Diagnosis and Synthesis for Defective Reconfigurable Single-Electron Transistor Arrays

Single-electron transistor (SET) at room temperature has been demonstrated as a promising device for extending Moore's law due to its ultralow power consumption. However, early realizations of SET array lacked variability and reliability due to their fixed architectures and high defect rates of nanowire segments. Therefore, a reconfigurable version of SET was proposed to deal with these issues. Recently, several automated mapping approaches have been proposed for area minimization of reconfigurable SET arrays. However, to the best of our knowledge, seldom mapping algorithms that consider the existence of defective nanowire segments were proposed. Furthermore, before the defect-aware mapping, we have to know the locations of defects in SET arrays.
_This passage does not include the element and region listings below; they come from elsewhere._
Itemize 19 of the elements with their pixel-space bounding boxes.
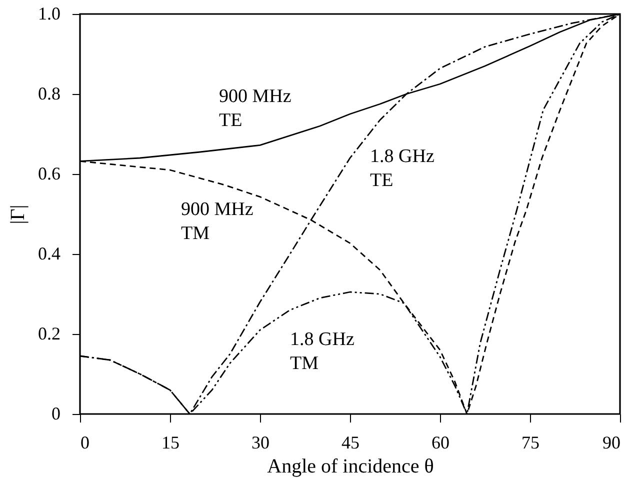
annotation: 900 MHz TM	[181, 199, 254, 244]
x-tick-label: 90	[602, 432, 620, 452]
annotation: 1.8 GHz TM	[290, 329, 354, 374]
x-tick-label: 75	[522, 432, 540, 452]
annotation: 900 MHz TE	[219, 86, 292, 131]
y-tick-label: 0.8	[38, 84, 60, 104]
x-tick-label: 45	[342, 432, 360, 452]
y-axis-title: |Γ|	[7, 204, 29, 224]
x-tick-label: 30	[252, 432, 270, 452]
x-tick-label: 0	[80, 432, 90, 452]
y-tick-label: 1.0	[38, 4, 60, 24]
x-axis-title: Angle of incidence θ	[267, 456, 434, 478]
y-tick-label: 0.2	[38, 324, 60, 344]
y-tick-label: 0.6	[38, 164, 60, 184]
y-tick-label: 0	[52, 404, 60, 424]
annotation: 1.8 GHz TE	[370, 146, 434, 191]
x-tick-label: 15	[162, 432, 180, 452]
y-tick-label: 0.4	[38, 244, 60, 264]
x-tick-label: 60	[432, 432, 450, 452]
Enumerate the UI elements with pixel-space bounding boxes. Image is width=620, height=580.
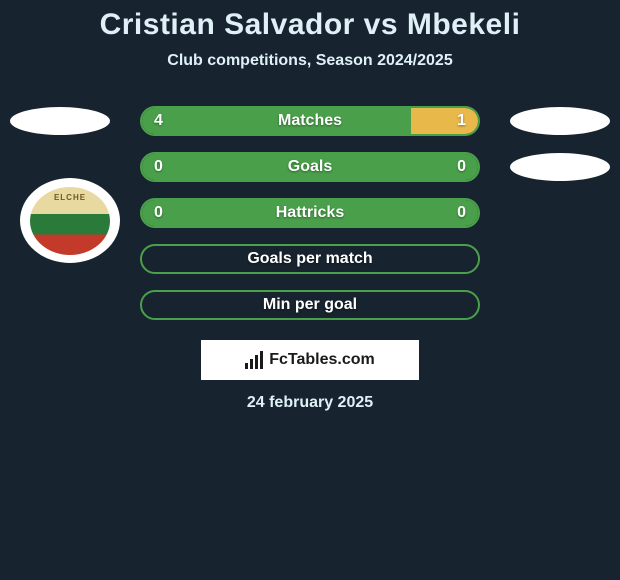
attribution-badge: FcTables.com bbox=[201, 340, 419, 380]
subtitle: Club competitions, Season 2024/2025 bbox=[0, 52, 620, 70]
club-crest-text: ELCHE bbox=[30, 193, 110, 202]
club-badge-left: ELCHE bbox=[20, 178, 120, 263]
stat-value-right: 1 bbox=[457, 112, 466, 130]
stat-label: Matches bbox=[142, 112, 478, 130]
stat-bar: Min per goal bbox=[140, 290, 480, 320]
stat-value-left: 0 bbox=[154, 204, 163, 222]
stat-label: Goals bbox=[142, 158, 478, 176]
stat-bar: Goals per match bbox=[140, 244, 480, 274]
stat-value-right: 0 bbox=[457, 204, 466, 222]
stat-bar: Matches4 1 bbox=[140, 106, 480, 136]
stat-value-right: 0 bbox=[457, 158, 466, 176]
player-flag-right bbox=[510, 107, 610, 135]
date-label: 24 february 2025 bbox=[0, 394, 620, 412]
page-title: Cristian Salvador vs Mbekeli bbox=[0, 8, 620, 42]
player-flag-right bbox=[510, 153, 610, 181]
stat-label: Goals per match bbox=[142, 250, 478, 268]
stat-bar: Goals0 0 bbox=[140, 152, 480, 182]
stat-bar: Hattricks0 0 bbox=[140, 198, 480, 228]
player-flag-left bbox=[10, 107, 110, 135]
stat-row: Min per goal bbox=[0, 282, 620, 328]
attribution-text: FcTables.com bbox=[269, 351, 375, 369]
stat-label: Min per goal bbox=[142, 296, 478, 314]
comparison-infographic: Cristian Salvador vs Mbekeli Club compet… bbox=[0, 0, 620, 412]
stat-value-left: 4 bbox=[154, 112, 163, 130]
stat-value-left: 0 bbox=[154, 158, 163, 176]
stat-row: Matches4 1 bbox=[0, 98, 620, 144]
club-crest-icon: ELCHE bbox=[30, 187, 110, 255]
stat-label: Hattricks bbox=[142, 204, 478, 222]
attribution-logo-icon bbox=[245, 351, 263, 369]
Thus, this paper presents the first diagnosis approach to identify the locations of defects in SET arrays followed by two defect-aware algorithms for mapping SET arrays in different scenarios. The experimental results show that the proposed diagnosis method can detect 100% of defects under a defect rate and distribution in SET arrays. As for the mapping algorithms, the results show that our approach can successfully map the SET arrays with 11.13% and 7.69% width overhead on average in the baseline detour mapping algorithm and defect-reuse mapping algorithm, respectively, in the presence of 5000-ppm defects.